Predigt Röm 7,14-25a und Gottesdienst 5.11.23

Neue Lieder 158 Ich sage Ja
Votum
Gruß
„Eine Welt voll Hunger, Angst und Leid“, und
„trotz Hass, Gewalt und Menschenlist“ ist Gott uns
in Jesus zum Freund und zu Bruder geworden.
Wir kommen zu Gott, unserem Freund.
Wir bringen zu ihm das Elend der Welt
und auch das woran wir selbst leiden.
Wir tun das mit Psalm 143.

Herr, erhöre mein Gebet,
vernimm mein Flehen um deiner Treue willen,
erhöre mich um deiner Gerechtigkeit willen,
und geh nicht ins Gericht mit deinem Knecht;
denn vor dir ist kein Lebendiger gerecht.
Denn der Feind verfolgt meine Seele
und schlägt mein Leben zu Boden,
er legt mich ins Finstere
wie die, die lange schon tot sind.
Und mein Geist ist in mir geängstet,
mein Herz ist erstarrt in meinem Leibe.
Ich gedenke an die früheren Zeiten;
ich sinne nach über all deine Taten
und spreche von den Werken deiner Hände.
Ich breite meine Hände aus zu dir,
meine Seele dürstet nach dir wie ein dürres Land.
Herr, erhöre mich bald, mein Geist vergeht;
verbirg dein Antlitz nicht vor mir,
dass ich nicht gleich werde denen,
die in die Grube fahren.
Lass mich am Morgen hören deine Gnade;
denn ich hoffe auf dich.
Tu mir kund den Weg, den ich gehen soll;
denn mich verlangt nach dir.
Errette mich, Herr, von meinen Feinden;
zu dir nehme ich meine Zuflucht.

Ehr sei dem Vater

Gott soll doch hören! Verzweifelt ruft die Beterin oder der Beter. Für Huub Oosterhuis ist der Feind in mir selbst. Er überträgt den Psalm:

Fordere mich nicht. Frag nichts.
Ich bin ein Verfolgter,
einen Feind hab ich in meiner Seele.,

der mich in einen dunklen Schrank tritt,
mein Geist ist ein sterbendes Pferd,
mein Herz ein Steinhaufen.

Es war einst ein Kind in mir.

Meine Brust leergeraubt,
meine Seele ein ausgetrockneter Fluss –
Ende vom Lied, Abstieg in die Grube.

Und nun, du, lass dich sehen,
morgens machst du mich früh wach
und wir gehen, ja?

Such ich dich vergebens?
Ist da ein Weg? Nein. Nein?
Schaffe den Feind aus mir fort.

Blas deinen Atem wieder in meine Lungen,
ström meine Seele wieder voll.

Amen

Du bist ein Gott, der mich sieht. So sagt Hagar, als sie in der Wüste, in größter Verzweiflung Gott begegnet. Du bist ein Gott, der mich sieht.

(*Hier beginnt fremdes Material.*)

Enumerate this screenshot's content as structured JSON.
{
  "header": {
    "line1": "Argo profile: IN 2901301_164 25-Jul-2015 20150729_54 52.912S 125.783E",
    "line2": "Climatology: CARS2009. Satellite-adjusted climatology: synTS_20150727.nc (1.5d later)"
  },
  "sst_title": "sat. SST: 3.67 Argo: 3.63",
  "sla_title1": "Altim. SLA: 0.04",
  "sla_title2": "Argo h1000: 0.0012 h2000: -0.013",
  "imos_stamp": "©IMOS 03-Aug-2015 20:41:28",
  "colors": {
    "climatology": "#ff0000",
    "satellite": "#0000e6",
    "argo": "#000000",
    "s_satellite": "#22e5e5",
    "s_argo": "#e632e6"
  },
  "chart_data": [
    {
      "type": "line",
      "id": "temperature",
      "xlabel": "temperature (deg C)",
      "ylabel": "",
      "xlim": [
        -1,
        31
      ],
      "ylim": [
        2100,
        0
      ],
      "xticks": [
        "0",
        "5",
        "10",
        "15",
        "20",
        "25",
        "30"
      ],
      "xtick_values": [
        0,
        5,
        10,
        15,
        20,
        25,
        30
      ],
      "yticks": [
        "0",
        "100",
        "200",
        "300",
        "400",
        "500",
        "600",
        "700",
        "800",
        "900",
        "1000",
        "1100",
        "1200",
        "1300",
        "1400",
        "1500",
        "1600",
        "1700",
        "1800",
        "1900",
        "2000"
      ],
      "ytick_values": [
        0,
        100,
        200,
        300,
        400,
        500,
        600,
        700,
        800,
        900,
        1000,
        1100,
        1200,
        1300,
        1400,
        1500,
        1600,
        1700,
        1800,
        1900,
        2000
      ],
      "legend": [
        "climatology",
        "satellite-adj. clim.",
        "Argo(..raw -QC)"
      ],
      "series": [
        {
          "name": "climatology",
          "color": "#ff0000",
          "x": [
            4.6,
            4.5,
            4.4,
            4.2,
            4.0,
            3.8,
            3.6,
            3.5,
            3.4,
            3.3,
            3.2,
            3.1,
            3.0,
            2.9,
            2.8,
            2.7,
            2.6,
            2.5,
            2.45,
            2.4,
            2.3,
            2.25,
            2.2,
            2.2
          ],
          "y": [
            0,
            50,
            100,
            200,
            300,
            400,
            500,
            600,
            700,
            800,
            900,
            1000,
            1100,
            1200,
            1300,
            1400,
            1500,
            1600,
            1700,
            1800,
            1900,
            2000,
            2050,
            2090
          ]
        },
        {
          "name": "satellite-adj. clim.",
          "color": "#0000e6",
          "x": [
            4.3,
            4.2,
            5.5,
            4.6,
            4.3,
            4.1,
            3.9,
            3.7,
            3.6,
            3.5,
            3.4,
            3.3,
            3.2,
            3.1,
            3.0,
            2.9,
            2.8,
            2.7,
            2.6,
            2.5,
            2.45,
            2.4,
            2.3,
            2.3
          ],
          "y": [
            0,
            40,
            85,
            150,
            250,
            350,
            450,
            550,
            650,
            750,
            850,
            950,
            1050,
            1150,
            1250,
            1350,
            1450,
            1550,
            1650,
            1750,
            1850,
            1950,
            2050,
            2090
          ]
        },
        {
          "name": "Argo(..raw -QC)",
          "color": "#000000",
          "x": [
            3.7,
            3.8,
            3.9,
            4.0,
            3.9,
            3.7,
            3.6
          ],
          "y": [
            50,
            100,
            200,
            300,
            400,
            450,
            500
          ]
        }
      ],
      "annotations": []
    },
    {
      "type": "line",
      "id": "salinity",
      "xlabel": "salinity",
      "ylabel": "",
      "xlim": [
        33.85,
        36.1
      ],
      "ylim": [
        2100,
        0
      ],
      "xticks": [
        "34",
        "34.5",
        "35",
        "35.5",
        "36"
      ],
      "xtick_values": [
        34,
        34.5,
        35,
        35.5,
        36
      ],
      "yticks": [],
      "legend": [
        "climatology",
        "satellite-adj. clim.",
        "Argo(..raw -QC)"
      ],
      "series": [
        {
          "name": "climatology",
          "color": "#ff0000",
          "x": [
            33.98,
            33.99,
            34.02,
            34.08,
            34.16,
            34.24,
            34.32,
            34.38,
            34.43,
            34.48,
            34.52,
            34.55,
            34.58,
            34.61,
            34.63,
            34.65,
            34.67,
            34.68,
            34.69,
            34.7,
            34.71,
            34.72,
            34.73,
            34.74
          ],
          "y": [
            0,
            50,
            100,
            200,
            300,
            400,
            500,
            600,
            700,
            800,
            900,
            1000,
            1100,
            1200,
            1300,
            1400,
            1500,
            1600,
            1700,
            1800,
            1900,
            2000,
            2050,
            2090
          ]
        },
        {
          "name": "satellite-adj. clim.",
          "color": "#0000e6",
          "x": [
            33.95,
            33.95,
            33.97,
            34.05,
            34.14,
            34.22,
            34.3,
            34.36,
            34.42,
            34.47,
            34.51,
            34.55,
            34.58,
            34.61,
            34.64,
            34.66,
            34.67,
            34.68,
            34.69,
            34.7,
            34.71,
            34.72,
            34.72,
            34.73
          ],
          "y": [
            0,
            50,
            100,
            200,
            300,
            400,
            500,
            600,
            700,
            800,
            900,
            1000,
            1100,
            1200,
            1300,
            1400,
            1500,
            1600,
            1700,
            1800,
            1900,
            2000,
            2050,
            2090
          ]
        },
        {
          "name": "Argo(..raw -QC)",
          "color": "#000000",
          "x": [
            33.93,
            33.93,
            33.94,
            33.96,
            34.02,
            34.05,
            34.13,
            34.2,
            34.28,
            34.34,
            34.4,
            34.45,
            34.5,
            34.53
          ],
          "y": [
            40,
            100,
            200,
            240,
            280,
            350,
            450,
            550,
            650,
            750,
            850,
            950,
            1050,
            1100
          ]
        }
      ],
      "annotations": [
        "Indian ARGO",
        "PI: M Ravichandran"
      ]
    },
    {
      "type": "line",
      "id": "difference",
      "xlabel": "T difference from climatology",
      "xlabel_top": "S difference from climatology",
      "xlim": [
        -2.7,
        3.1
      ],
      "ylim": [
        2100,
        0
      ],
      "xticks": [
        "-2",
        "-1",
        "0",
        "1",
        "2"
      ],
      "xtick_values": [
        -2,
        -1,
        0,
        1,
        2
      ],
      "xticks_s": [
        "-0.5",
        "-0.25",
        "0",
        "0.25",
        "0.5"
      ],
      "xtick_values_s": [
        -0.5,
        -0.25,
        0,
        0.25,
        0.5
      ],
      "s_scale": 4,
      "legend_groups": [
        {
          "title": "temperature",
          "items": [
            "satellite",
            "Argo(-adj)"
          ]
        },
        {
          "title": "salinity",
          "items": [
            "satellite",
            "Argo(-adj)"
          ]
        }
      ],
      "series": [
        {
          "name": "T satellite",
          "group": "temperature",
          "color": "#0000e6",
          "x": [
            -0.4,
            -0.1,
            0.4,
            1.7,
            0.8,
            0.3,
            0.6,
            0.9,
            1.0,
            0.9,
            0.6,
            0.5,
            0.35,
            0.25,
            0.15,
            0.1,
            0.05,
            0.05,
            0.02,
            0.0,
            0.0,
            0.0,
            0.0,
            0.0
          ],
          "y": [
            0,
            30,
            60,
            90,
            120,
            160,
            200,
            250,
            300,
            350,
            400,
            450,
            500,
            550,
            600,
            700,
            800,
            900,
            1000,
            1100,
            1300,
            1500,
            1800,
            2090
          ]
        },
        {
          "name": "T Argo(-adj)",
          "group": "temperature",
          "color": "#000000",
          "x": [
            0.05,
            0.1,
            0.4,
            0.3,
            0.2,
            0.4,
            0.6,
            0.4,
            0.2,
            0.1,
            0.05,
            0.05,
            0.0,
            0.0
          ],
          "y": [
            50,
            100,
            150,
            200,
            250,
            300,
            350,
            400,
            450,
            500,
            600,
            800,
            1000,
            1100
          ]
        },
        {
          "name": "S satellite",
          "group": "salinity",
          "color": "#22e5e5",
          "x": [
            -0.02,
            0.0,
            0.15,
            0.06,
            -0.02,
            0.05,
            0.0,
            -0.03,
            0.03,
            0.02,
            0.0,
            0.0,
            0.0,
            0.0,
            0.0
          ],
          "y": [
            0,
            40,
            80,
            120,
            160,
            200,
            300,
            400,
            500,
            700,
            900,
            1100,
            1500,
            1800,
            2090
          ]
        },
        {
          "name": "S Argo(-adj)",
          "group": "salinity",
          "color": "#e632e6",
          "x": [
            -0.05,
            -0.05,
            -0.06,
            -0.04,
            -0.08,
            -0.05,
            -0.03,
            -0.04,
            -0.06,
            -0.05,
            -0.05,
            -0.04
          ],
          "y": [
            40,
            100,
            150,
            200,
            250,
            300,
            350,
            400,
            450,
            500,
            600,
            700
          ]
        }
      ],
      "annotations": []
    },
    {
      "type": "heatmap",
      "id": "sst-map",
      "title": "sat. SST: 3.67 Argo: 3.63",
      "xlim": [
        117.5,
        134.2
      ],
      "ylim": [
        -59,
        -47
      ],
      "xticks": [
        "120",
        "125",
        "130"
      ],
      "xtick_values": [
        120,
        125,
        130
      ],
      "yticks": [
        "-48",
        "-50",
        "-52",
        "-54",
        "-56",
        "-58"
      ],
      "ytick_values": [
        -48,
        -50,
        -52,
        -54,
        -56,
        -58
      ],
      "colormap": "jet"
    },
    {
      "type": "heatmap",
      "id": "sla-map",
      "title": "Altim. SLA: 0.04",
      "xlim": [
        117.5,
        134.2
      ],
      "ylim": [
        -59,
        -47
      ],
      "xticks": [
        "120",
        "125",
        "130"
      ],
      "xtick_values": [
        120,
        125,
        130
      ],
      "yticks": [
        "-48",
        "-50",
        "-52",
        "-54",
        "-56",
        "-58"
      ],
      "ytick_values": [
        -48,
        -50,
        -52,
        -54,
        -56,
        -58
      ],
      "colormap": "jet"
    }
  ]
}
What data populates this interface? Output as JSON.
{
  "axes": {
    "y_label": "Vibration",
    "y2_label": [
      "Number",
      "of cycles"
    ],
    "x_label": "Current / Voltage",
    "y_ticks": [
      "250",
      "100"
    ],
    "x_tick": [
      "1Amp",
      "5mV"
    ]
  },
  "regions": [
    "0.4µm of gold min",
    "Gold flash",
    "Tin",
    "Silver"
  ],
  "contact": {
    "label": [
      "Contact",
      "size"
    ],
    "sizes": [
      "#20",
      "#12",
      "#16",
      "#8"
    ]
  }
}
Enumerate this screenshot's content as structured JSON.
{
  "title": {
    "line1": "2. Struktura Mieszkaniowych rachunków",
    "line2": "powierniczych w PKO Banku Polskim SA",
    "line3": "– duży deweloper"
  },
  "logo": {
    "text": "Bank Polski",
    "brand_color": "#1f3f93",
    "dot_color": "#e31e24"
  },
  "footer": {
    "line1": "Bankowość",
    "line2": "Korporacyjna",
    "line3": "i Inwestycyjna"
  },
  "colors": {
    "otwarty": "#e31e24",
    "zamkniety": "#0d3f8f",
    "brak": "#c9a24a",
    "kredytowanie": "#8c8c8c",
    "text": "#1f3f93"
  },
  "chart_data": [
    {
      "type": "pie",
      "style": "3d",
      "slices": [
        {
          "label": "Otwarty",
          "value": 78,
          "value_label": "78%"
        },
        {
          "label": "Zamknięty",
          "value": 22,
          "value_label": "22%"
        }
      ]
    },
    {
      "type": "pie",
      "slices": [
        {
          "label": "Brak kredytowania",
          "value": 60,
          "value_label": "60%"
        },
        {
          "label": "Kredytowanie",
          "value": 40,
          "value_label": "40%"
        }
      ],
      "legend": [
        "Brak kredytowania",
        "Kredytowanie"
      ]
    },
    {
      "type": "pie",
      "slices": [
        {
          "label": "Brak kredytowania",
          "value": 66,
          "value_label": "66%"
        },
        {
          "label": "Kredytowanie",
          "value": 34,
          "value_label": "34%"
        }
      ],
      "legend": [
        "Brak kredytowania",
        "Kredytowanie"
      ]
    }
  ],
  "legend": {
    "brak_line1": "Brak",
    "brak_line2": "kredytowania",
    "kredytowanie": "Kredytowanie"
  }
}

Neie Lieder 130 Du siehst mich

Zur heutigen Predigt über Römer 7, 14 ff gehört ein Lied aus der Reformationszeit von Martin Luther. Wir singen die ersten drei Strophen.

341,1-3 Nun freut euch lieben Christengmein

Freut euch! Lasst uns springen und tanzen!
Lasst uns singen von dem, was Gott an uns gewendet hat! Aber dann erzählt Luthers Lied so drastisch von Teufel, Sünde und Hölle, dass ich stocke. Ist das nicht finsteres Mittelalter?
Mensch Martin, wer glaubt das heute noch?
Wir reden heute nicht vom Teufel, und doch sind verteufelt böse Mächte in der Welt. Tag für Tag hören wir davon – es ist zu Verzweifeln – viele schalten aus, wenn Nachrichten kommen.
„Ich fiel auch immer tiefer drein – die Sünd hat mich besessen.“ Wie auf einer steilen schiefen Ebene rutscht der Mensch weg von Gott.
Das Böse in der Welt, das Verderben und auch die Angst ist leider nicht finsteres Mittelalter.
Wir erfahren es um uns und in uns.
Wir sind darin verstrickt.
Und es ist ein Widerspruch gegen Gott – Sünde.
Paulus spürt den Widerspruch gegen Gott.
Auch er spricht davon, dass die Sünde ihn zur Verzweiflung treibt, und auch er kann fröhlich über Gott jubeln: Gott sei Dank, der uns durch Jesus gerettet hat. Hören wir, wie Paulus schreibt:

Wir wissen ja: Das Gesetz ist vom Geist Gottes bestimmt. Ich dagegen bin als Mensch ganz von meiner menschlichen Natur bestimmt. Ich bin mit Haut und Haaren an die Sünde verkauft. Ja, wie ich handle, ist mir unbegreiflich. Denn ich tue nicht das, was ich eigentlich will. Sondern ich tue das, was ich verabscheue. Ich tue also das, was ich eigentlich nicht will. Das beweist: Ich stimme dem Gesetz innerlich zu und erkenne an, dass es recht hat. Aber dann bin nicht mehr ich es, der so handelt. Es handelt vielmehr die Sünde, die in mir wohnt. Ich weiß: So wie ich von Natur aus bin, wohnt in mir nichts Gutes. Der Wille zum Guten ist bei mir zwar vorhanden, aber nicht die Fähigkeit, es zu tun. Ich tue nicht das, was ich eigentlich will – das Gute. Sondern ich tue das, was ich nicht will – das Böse. Ich tue also das, was ich nicht will. Das bedeutet: Ich bin nicht mehr der Handelnde. Es ist vielmehr die Sünde, die in mir wohnt. Ich entdecke also bei mir folgende Gesetzmäßigkeit: Obwohl ich das Gute tun will, bringe ich nur Böses zustande. Meiner innersten Überzeugung nach stimme ich dem Gesetz Gottes mit Freude zu. Aber in meinen Gliedern nehme ich ein anderes Gesetz wahr. Es liegt im Streit mit dem Gesetz, dem ich mit meinem Verstand zustimme. Und dieses Gesetz macht mich zu seinem Gefangenen. Es ist das Gesetz der Sünde, das in meinen Gliedern steckt. Ich unglücklicher Mensch! Mein ganzes Dasein ist dem Tod verfallen. Kann mich denn niemand davon befreien? Doch! Und dafür sei Gott Dank durch Jesus Christus, unseren Herrn!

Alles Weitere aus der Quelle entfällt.